Directors: Georgia C. Archer,
Robb Topolski is a barbershop quartet baritone who plants himself in the middle of a landmark case against Comcast, the outcome of which will affect the rights of all American citizens. “Barbershop Punk” follows one man’s personal quest to defend what he believes are his inalienable rights, and examines issues surrounding the future of the American Internet. Featured interviews include Janeane Garofalo, Henry Rollins, and more.
11:40 a.m.-1:05 p.m. “Last Train Home”
Director: Lixin Fan
“Last Train Home” exposes the lives of a Chinese migrant family, motivated and damaged by economic situations they cannot control. The film asks questions about the changing nature of family life and rural society, generational gaps, and changing values that are causing problems among China’s youth.
“Lixin captures the messy tragedy of their lives with dignity and intimacy, and there are some scenes, such as a violent confrontation between father and daughter, that carry the sting of reality,” according to The Capital Times. “But ‘Last Train Home’ also has the insight of great dramatic fiction, tying this family’s struggle to their country’s larger issues with a delicate but firm thread.”

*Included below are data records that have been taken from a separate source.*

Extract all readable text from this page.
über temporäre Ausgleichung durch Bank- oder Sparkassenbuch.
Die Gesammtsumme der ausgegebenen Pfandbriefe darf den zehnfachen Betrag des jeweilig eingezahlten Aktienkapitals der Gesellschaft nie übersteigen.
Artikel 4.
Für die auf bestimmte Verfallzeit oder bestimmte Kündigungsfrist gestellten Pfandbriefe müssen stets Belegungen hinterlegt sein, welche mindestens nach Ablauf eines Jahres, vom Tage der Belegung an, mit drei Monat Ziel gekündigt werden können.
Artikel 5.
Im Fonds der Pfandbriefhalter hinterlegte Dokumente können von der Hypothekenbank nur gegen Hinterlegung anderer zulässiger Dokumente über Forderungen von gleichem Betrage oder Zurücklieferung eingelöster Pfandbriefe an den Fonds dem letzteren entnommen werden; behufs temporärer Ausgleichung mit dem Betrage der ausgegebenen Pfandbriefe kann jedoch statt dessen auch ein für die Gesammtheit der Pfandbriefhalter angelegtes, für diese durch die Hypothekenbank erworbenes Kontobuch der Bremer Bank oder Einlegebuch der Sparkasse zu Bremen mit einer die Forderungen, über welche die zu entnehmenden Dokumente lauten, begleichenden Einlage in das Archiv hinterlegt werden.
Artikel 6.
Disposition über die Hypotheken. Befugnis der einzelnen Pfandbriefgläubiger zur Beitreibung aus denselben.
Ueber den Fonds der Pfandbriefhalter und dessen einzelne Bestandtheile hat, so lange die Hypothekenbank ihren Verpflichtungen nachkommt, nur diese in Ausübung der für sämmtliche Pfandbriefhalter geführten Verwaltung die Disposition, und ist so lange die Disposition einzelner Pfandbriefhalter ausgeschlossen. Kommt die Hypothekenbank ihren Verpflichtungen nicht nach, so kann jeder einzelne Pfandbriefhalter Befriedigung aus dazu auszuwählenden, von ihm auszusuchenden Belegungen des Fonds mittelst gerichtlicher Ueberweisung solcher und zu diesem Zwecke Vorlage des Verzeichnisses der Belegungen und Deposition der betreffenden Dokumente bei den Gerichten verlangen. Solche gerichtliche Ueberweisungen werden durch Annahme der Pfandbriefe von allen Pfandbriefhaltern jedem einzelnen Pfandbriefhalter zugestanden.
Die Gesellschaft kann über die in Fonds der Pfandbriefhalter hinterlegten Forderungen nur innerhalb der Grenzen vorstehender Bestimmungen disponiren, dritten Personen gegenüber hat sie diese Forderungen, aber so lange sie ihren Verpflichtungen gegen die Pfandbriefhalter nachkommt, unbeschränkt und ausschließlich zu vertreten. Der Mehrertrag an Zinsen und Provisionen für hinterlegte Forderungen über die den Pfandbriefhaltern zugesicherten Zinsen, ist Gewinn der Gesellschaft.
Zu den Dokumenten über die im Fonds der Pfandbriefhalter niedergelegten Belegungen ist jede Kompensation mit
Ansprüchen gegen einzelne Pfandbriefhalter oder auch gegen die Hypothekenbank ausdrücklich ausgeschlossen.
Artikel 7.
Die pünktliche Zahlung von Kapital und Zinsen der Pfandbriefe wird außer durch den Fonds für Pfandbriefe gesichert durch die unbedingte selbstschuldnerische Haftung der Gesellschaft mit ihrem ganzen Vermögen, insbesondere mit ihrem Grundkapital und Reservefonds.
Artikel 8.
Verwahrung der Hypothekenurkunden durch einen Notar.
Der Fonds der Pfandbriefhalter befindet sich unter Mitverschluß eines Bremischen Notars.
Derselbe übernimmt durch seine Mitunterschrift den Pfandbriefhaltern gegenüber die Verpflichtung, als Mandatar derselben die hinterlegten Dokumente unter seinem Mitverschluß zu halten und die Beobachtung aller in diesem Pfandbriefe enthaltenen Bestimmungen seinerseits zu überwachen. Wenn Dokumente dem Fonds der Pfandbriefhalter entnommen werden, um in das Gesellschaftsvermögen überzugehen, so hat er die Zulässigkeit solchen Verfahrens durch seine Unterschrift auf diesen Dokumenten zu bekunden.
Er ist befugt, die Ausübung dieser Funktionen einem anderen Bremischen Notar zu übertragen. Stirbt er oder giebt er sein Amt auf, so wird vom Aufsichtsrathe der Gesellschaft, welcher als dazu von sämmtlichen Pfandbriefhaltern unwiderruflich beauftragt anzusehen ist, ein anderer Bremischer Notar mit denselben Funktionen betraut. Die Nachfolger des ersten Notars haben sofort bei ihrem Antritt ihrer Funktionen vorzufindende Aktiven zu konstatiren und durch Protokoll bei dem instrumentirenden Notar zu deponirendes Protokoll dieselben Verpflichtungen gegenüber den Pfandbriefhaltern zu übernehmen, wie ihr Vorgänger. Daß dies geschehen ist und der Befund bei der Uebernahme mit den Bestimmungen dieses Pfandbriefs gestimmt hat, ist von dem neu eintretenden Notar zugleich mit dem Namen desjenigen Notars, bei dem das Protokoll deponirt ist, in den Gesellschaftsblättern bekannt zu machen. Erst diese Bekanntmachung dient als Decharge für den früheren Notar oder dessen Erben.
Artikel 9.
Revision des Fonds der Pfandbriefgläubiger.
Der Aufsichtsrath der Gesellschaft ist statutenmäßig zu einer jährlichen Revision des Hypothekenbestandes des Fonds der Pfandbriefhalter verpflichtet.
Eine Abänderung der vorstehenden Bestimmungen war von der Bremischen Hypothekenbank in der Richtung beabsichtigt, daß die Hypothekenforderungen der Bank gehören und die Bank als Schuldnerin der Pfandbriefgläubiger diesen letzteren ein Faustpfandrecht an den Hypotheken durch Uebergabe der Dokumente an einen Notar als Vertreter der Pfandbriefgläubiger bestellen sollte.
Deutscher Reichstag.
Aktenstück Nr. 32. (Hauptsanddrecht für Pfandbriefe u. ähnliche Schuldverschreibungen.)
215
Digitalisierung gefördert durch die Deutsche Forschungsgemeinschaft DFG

1:35-3:05p.m.: “VLAST (POWER)”
Director: Cathryn Collins
The fall of the Soviet Union began a volatile but advantageous environment for young Russian entrepreneurs. One of those businessmen was Mikhail Khodorkovsky, whose eagerness to build the market economy by any means necessary made him the richest man in Russia. Khodorkovsky was arrested at gunpoint for challenging the absolute power of Vladimir Putin, and his oil company was seized. Director Cathryn Collins showcases unprecedented access to Khodorkovsky’s family, associates, and most renowned politicians and journalists in Russia. “VLAST (POWER)” exposes the erosion of democracy in modern Russia.
“All Restrictions End”
Director: Reza Haeri
In the early days of the Iranian revolution, anyone with wrinkles on his trousers would be sent home from work. How can one say his prayers to Allah without breaking his trousers’ press lines? This film reflects on Islam and the politics of clothing. This free-form documentary is structured like a collage, mixing archival footage from Iranian cinema, Persian painting and graphics from the period of the Islamic Revolution.
“Rabbit À La Berlin”
Directors: Bartek Konopka and
This is the first film showing the story of the Berlin Wall and the reuniting of Germany seen from a very unusual perspective – from thousands of wild rabbits living in the Death Zone of the Wall. “Rabbit À La Berlin” is a 2010 Academy Award-nominated nature documentary that focuses on socialism. “Teasing and shrewd, a floppy-eared fable about the uneasy trade-offs between liberty and security,” according to The New York Times. “This cheeky parable plays like a totalitarian ‘Watership Down.’”
4:45-6:20p.m.: “For Once in My Life”
Directors: James Bigham, Mark
Moormann, Javier Pena
In 1982, employees of Goodwill Industries in South Florida joined together to make music, singing at company meetings and parties. By 1996, the group expanded into a 29-piece orchestra. Suffering from autism, blindness, head trauma, and Down’s Syndrome, this unique group of singers and musicians offer the world amazing music, and “For Once in My Life” is their story. This film, in a cinema verite style, explores the trials and triumphs of these musicians, and the healing power of music to challenge the world’s perceptions.